The Super Bowl, the Stanley Cup and now the World Cup are progressing before our very eyes, but residents of Canada will know all too well they are unable to wager single stake selections on any of the sporting events this summer. This is due to Bill C-290 remaining at a stand still by the Senate and it is fair to say the public are beginning to feel a little hard done by.

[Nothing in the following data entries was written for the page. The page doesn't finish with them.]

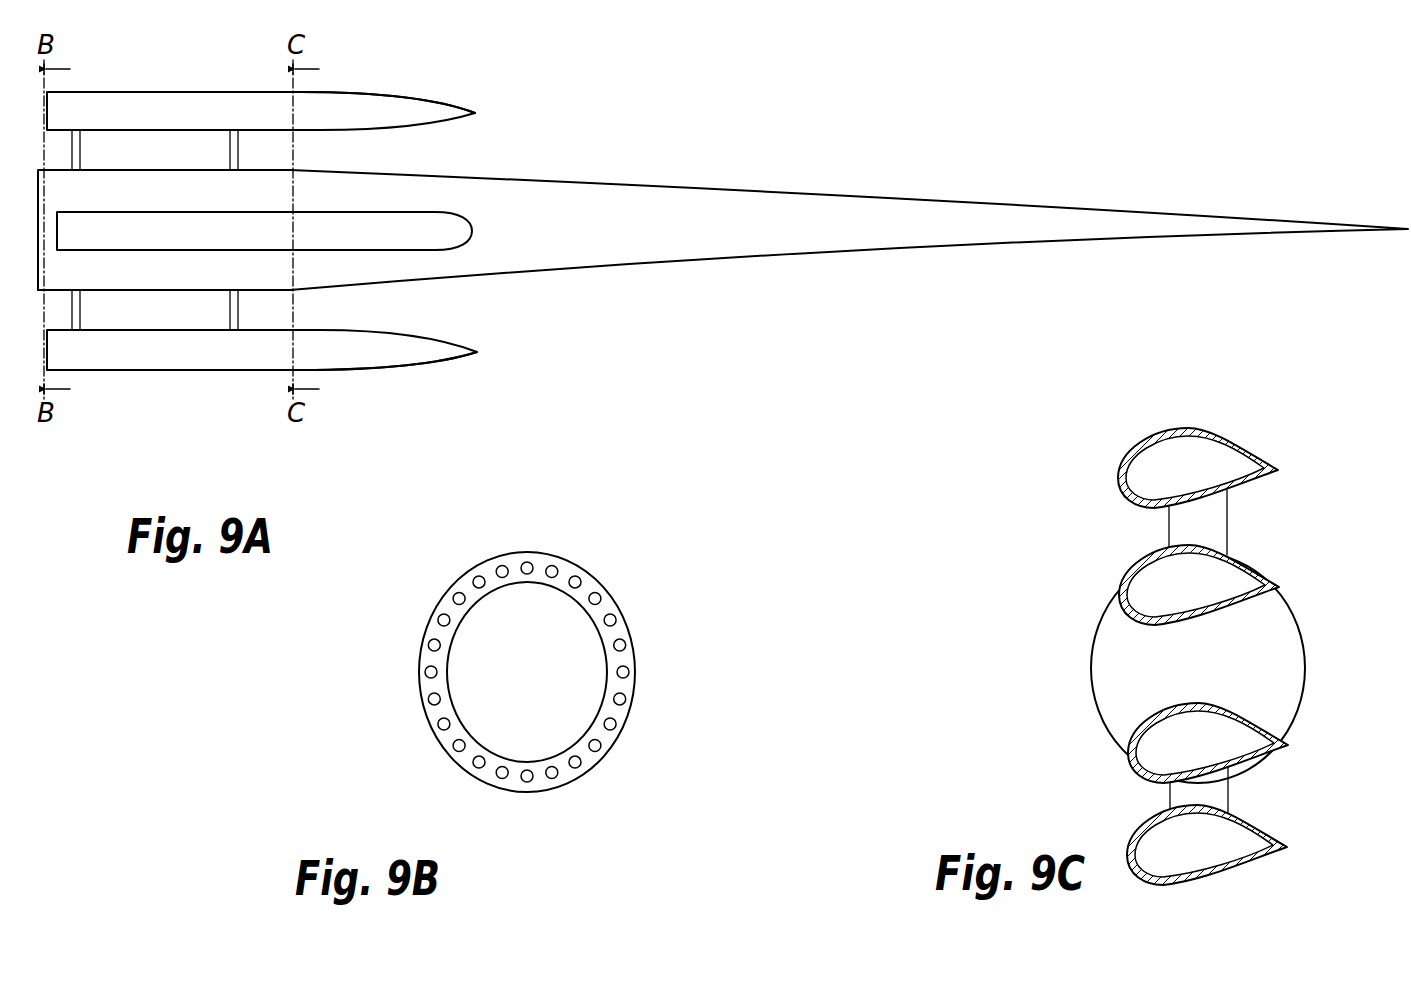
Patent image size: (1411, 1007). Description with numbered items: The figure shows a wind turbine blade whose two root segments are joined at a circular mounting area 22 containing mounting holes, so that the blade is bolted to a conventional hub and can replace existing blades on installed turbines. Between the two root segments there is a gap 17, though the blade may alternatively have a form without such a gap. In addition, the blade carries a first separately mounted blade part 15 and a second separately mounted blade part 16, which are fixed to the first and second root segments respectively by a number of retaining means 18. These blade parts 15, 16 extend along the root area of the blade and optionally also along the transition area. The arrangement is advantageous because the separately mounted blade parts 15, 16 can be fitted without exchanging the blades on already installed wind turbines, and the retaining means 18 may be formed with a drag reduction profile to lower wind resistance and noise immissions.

In FIG. 9A, the first separately mounted blade part 15 is at (125, 102).
In FIG. 9C, the first separately mounted blade part 15 is at (1247, 443).
In FIG. 9A, the second separately mounted blade part 16 is at (135, 358).
In FIG. 9C, the second separately mounted blade part 16 is at (1260, 820).
In FIG. 9A, the gap 17 is at (430, 228).
In FIG. 9A, the retaining means 18 is at (80, 155).
In FIG. 9C, the retaining means 18 is at (1222, 512).
In FIG. 9B, the mounting area 22 is at (565, 567).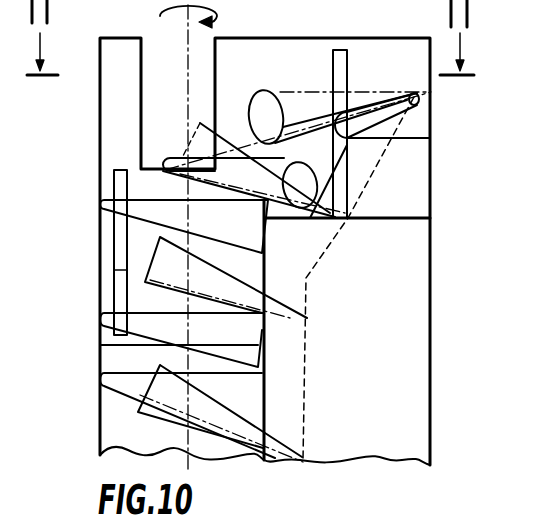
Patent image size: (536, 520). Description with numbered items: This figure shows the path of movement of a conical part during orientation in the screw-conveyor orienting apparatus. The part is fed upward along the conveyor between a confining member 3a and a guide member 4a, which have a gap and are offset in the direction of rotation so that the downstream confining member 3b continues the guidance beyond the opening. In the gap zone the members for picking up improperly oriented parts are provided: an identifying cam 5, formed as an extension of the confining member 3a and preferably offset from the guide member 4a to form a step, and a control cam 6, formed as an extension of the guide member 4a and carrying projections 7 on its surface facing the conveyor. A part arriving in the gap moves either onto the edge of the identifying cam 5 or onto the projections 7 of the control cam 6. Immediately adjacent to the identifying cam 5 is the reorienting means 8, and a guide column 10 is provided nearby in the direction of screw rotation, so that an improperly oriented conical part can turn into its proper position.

The control cam 6 is at (107, 55).
The projections 7 is at (118, 230).
The confining member 3a is at (108, 357).
The confining member 3b is at (345, 75).
The guide member 4a is at (293, 378).
The identifying cam 5 is at (350, 146).
The reorienting means 8 is at (432, 105).
The guide column 10 is at (423, 132).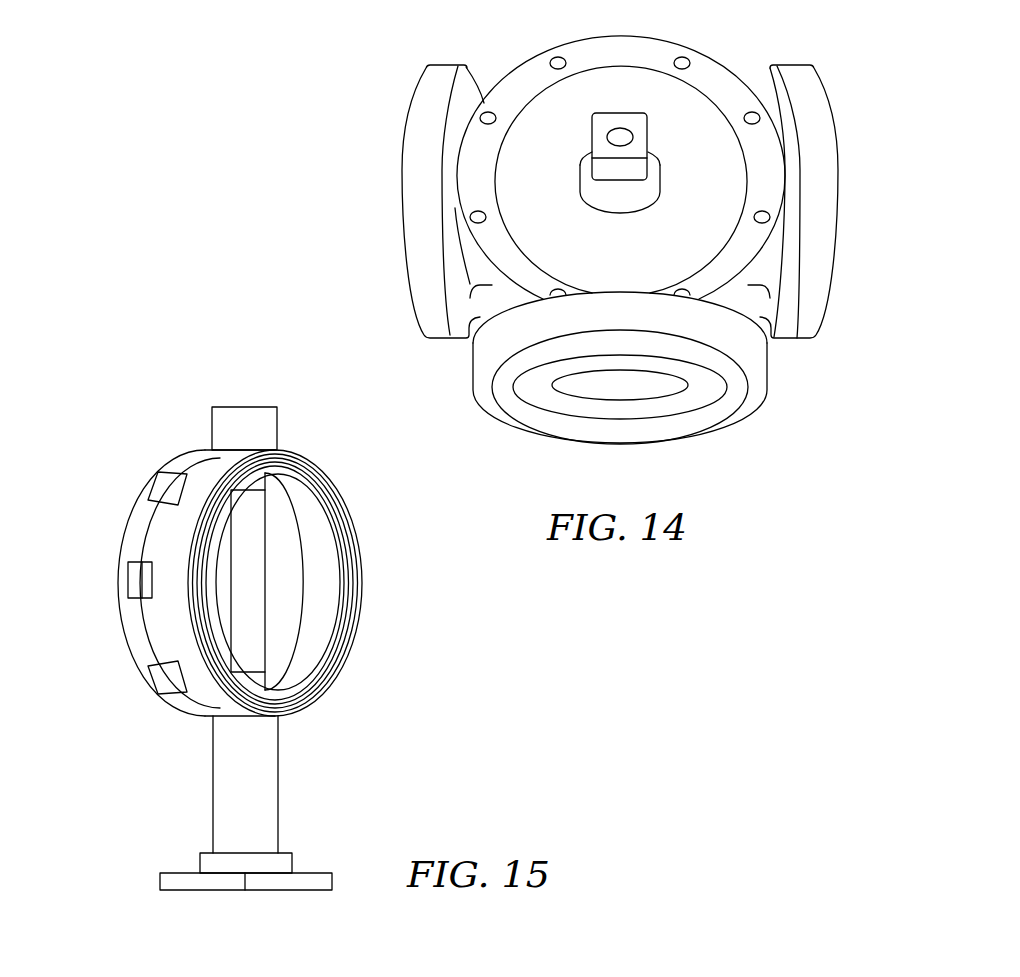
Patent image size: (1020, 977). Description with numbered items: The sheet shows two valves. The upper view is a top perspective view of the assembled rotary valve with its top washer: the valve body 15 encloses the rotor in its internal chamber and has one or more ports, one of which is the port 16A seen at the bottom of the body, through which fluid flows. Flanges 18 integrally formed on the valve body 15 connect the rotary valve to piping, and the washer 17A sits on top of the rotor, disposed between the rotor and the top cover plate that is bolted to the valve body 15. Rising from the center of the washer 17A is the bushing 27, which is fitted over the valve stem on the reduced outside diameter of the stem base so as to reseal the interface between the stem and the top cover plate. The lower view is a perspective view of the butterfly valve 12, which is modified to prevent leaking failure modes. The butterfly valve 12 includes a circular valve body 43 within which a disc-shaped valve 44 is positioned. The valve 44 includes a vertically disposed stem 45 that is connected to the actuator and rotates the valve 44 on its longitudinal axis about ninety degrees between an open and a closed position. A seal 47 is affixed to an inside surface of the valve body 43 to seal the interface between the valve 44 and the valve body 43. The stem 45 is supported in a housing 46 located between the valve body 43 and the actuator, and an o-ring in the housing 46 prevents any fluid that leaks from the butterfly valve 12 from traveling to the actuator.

In FIG. 15, the butterfly valve 12 is at (133, 460).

With an approximate 64% of the Canadian public supposedly backing the bill, it is hard to see why it has been left alone for the time being. But there are several reasons why: The immediate pessimists will point to the 1919 Black Sox scandal, which saw several players on the Chicago White Sox baseball team accused of intentionally losing the games in exchange for money in their World Series defeat to the Cincinnati Reds. Although on initial viewing this appears to be a clear reason not to pass Bill C-290, a second glance shows it may be beneficial to introduce wagering on singular selections.
Had this bill been in place back in 1919, unlike the one in place now which permits people to select three outcomes or more before betting, then these baseball players would likely have either been caught and apprehended by gambling regularity companies, or they would have placed their bets legally and again, ended up caught before they took to the field.
When contextualising this debate to the Super Bowl, the reason for passing Bill C-290 seems even more logical, as the event alone brings about estimated $90 million in wagering stakes and around $150 million in total economic activity. This in just one weekend dedicated to American Football!
The Canadian Gaming Association’s startling figures also suggest this bill needs to pass sooner rather than later, as they estimate Canadians currently bet in excess of $10 billion annually on sporting events through illegal bookies and a further $4 billion through offshore betting accounts. All gambling is far from the ‘hobby of kings’–it is still money contributing to Canadian economy, and losing it through offshore and illegal betting seems an easily resolved problem given the Bill is already in place.
Although sports wagering has been legal in Canada for decades now, it seems passing Bill C-290 is integral to the economic future of Canada, as such sums of money exiting the circulation and going to offshore economies instead is likely not beneficial nor sustainable. Although many will be opposed to legalizing single stake gambling, it may be the only choice Canada’s senate has if action is not taken soon.